Tout en achevant sa phrase, le souverain fit un léger geste de la main en direction de sa délégation restée en retrait. Un assistant s'avança aussitôt en silence pour déposer devant lui une tasse de porcelaine fine, dont s'échappait le parfum subtil d'un breuvage chaud. Le Roi s'interrompit un instant. D'un geste fluide et mesuré, il saisit la tasse, en huma les effluves fumants avant d'y tremper ses lèvres. Ce geste, d'une normalité presque provocante au milieu d'une crise continentale, marqua une césure parfaite. Il reposa délicatement la porcelaine sur sa soucoupe dans un tintement cristallin, adossant à nouveau sa haute silhouette contre le dossier de son siège. Il reprit, le regard brillant d'une assurance renouvelée :

« Considérons donc ce premier point sur le partage de renseignement comme clos, ou du moins fixé dans sa finalité.

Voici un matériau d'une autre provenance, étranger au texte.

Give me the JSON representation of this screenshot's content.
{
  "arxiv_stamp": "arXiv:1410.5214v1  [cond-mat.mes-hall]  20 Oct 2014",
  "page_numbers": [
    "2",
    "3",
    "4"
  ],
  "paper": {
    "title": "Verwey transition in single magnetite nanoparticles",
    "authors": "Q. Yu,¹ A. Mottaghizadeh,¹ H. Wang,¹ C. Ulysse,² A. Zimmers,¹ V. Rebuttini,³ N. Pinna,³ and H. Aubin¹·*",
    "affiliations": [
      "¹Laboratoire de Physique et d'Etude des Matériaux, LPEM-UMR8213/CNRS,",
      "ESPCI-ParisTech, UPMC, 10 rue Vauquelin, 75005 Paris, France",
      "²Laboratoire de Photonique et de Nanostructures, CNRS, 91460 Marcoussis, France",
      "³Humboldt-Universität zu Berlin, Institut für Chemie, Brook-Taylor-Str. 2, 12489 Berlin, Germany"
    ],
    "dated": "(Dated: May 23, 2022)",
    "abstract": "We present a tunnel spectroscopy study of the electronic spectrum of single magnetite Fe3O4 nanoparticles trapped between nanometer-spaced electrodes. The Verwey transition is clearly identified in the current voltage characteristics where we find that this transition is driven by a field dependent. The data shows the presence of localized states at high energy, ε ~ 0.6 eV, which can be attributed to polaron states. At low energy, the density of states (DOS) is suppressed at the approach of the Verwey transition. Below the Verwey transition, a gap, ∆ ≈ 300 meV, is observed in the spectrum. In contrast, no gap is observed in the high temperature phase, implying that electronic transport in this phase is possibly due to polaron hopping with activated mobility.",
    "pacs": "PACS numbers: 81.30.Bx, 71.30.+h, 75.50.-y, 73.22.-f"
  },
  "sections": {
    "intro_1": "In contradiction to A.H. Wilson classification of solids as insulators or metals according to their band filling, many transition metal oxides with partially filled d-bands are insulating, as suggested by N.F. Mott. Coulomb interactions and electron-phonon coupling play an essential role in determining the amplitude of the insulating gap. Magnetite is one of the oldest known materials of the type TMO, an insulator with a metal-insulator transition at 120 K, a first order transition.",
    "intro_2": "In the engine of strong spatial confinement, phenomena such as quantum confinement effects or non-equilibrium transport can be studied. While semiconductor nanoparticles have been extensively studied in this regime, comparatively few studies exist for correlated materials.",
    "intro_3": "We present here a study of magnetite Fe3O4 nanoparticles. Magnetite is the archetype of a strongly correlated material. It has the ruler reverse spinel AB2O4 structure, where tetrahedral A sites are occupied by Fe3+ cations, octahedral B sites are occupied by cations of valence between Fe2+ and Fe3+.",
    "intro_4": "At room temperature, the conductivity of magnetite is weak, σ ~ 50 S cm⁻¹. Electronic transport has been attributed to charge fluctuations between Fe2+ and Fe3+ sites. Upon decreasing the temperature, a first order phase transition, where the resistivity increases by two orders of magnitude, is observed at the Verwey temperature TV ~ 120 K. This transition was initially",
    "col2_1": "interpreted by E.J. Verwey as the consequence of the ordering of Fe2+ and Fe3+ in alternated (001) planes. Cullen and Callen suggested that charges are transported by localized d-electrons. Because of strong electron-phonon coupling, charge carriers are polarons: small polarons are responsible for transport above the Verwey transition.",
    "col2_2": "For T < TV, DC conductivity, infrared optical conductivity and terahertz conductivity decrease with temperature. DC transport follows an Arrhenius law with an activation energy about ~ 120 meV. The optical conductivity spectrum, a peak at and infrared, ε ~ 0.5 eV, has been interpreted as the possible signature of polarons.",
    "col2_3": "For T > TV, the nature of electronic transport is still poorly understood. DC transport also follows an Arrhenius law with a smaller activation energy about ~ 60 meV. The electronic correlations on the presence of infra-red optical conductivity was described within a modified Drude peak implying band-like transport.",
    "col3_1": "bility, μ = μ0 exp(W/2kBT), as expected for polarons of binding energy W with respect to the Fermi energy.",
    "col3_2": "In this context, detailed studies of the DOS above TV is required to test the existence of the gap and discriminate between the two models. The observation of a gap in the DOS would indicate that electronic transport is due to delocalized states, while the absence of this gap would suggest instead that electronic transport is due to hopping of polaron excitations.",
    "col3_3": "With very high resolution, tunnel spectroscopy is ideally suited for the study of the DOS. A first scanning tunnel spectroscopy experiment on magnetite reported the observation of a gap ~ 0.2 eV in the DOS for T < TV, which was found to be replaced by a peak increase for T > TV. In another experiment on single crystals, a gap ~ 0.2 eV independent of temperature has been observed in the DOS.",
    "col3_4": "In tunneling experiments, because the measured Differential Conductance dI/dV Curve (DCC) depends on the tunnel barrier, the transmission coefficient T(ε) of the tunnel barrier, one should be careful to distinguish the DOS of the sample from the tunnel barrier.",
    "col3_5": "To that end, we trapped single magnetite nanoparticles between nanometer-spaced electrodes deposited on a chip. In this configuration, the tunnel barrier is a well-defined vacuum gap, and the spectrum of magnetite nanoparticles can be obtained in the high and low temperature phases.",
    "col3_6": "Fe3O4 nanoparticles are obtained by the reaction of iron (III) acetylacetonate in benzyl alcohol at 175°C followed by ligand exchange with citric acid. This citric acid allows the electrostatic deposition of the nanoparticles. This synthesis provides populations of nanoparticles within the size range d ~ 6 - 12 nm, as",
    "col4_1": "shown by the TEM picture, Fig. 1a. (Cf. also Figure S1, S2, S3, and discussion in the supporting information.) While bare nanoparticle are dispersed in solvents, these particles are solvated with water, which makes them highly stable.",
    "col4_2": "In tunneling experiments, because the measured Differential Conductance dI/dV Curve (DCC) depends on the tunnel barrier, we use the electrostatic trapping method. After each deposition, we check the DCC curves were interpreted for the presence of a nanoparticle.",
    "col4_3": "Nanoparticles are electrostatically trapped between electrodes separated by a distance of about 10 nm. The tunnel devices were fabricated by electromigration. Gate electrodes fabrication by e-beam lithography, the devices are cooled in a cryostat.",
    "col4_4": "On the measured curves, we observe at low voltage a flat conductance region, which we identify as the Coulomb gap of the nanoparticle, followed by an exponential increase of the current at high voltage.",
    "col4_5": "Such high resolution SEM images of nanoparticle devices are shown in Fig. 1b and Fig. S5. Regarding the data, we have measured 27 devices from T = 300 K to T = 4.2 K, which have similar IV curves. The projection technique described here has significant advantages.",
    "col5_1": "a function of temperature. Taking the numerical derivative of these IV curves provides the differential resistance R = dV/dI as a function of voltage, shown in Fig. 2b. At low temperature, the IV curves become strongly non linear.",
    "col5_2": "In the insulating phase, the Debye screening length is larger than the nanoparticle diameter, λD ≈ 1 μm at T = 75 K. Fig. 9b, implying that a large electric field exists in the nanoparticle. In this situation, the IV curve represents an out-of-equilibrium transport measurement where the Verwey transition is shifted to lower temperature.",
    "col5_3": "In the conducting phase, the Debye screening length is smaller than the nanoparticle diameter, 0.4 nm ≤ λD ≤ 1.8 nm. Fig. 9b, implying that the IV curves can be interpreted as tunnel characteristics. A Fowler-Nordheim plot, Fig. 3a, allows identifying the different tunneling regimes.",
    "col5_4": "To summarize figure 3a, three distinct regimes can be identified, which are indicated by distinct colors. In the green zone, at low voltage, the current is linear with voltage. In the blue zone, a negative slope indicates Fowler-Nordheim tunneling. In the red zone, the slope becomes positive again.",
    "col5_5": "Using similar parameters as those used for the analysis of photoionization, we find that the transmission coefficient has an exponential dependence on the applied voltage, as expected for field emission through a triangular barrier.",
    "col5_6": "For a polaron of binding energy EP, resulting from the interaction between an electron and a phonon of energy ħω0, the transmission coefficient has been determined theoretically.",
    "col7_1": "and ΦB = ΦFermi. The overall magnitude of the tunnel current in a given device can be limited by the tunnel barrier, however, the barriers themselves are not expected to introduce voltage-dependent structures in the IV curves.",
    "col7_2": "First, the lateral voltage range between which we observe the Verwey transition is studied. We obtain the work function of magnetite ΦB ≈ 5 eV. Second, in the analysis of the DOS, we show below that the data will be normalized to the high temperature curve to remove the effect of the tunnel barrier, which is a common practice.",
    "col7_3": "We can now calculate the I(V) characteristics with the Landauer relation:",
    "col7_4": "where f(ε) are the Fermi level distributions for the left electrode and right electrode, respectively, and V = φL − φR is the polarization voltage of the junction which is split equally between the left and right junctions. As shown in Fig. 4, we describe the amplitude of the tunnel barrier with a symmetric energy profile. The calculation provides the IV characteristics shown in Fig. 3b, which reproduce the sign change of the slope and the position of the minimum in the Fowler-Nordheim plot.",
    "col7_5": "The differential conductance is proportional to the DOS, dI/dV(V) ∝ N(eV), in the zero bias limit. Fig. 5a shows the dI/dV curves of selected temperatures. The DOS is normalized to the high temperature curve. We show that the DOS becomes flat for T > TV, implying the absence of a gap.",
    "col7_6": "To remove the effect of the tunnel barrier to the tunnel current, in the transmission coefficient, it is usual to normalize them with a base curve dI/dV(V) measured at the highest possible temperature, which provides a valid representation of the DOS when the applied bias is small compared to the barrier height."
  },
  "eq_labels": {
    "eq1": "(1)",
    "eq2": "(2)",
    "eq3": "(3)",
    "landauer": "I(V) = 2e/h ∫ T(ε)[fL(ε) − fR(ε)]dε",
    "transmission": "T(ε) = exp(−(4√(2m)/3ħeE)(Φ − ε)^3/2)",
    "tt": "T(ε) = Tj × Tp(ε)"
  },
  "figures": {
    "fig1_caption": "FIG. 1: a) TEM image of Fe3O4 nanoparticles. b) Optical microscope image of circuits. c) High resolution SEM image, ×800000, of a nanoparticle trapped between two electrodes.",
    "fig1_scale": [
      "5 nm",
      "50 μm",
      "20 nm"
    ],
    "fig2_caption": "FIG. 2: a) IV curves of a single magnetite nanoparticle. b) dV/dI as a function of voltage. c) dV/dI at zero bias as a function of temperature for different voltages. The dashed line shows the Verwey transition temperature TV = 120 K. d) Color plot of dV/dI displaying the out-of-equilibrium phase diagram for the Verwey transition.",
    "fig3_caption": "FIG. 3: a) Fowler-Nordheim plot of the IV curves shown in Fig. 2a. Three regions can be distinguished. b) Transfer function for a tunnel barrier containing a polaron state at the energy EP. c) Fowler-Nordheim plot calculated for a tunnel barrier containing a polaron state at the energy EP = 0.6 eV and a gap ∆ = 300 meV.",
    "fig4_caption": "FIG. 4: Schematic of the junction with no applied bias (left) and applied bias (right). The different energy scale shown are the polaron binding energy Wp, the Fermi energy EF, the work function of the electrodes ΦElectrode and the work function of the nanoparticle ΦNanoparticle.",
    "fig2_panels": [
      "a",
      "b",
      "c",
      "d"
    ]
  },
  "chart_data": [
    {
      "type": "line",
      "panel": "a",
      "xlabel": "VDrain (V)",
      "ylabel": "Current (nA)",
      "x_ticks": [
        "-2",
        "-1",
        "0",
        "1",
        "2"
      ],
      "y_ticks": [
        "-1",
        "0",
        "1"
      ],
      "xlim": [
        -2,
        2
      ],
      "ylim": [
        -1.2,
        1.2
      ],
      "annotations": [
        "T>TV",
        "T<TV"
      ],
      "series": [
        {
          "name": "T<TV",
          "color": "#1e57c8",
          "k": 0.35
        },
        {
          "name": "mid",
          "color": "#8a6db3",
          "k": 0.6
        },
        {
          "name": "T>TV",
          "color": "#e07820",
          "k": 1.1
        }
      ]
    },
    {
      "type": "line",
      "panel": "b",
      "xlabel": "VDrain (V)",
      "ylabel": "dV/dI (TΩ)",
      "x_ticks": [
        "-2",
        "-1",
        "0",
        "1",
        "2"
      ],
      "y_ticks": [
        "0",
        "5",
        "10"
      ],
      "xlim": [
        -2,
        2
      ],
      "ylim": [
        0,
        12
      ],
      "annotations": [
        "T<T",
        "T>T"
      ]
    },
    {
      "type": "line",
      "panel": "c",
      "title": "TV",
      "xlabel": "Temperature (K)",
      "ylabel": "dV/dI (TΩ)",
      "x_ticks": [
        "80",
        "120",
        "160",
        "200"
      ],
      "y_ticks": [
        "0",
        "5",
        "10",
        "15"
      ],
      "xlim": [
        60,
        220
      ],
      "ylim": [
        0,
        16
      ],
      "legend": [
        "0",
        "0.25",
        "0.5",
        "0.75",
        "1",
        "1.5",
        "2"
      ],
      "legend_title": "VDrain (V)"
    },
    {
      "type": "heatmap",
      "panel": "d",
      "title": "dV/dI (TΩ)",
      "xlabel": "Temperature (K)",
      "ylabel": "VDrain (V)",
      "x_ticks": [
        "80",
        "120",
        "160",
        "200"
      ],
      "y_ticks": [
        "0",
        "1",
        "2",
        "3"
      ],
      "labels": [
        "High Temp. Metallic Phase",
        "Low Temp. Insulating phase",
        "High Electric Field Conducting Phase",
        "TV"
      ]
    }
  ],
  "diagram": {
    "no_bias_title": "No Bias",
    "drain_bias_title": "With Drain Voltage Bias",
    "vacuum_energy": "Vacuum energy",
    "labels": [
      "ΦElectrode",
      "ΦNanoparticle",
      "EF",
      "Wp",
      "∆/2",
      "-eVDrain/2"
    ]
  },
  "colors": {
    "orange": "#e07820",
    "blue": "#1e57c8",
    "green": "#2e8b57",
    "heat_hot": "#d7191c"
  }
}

Passons désormais au second volet de votre proposition, à savoir l'harmonisation de nos voix sur la scène continentale. Concernant les garanties mutuelles de sécurité que vous avez vous-mêmes évoquées, sachez que le Royaume accepte cette main tendue. Pour donner corps à cette volonté, le Finejouri est prêt à jeter les bases d'un traité de défense mutuelle, doublé d'un échange d'ambassades permanent qui servira de point d'amorce idéal pour nos futures coopérations culturelles et économiques. L'Union possède une force de frappe technologique et militaire globale que nul ne conteste, mais vous n'ignorez pas qu'en Afarée, la légitimité et le réseau d'alliances sont les clés du terrain. En liant votre destin sécuritaire au nôtre par ce traité, vous intégrez indirectement le réseau de protection du P.A.S. dont nous assurons la présidence. Par les accords stricts qui nous lient à ses membres, toute agression contre l'un d'entre nous déclencherait une réponse solidaire et massive des nations du continent. Vous l'avez dit, l'Azur et le Churaynn cherchent à isoler les non-alignés ; en nous unissant, nous vous offrons l'ancrage régional et le bouclier diplomatique qui manquent à votre puissance. À cet effet, je suis également favorable à la rédaction d'un communiqué commun. Ce texte devra affirmer nos positions avec force, tout en distillant stratégiquement certaines de nos certitudes factuelles pour doucher les ambitions des bellicistes, sans pour autant trop en révéler sur nos méthodes. L'art de la diplomatie est de montrer la force à travers le voile du secret. »

Le roi se tut, fixant ses interlocuteurs avec un calme royal.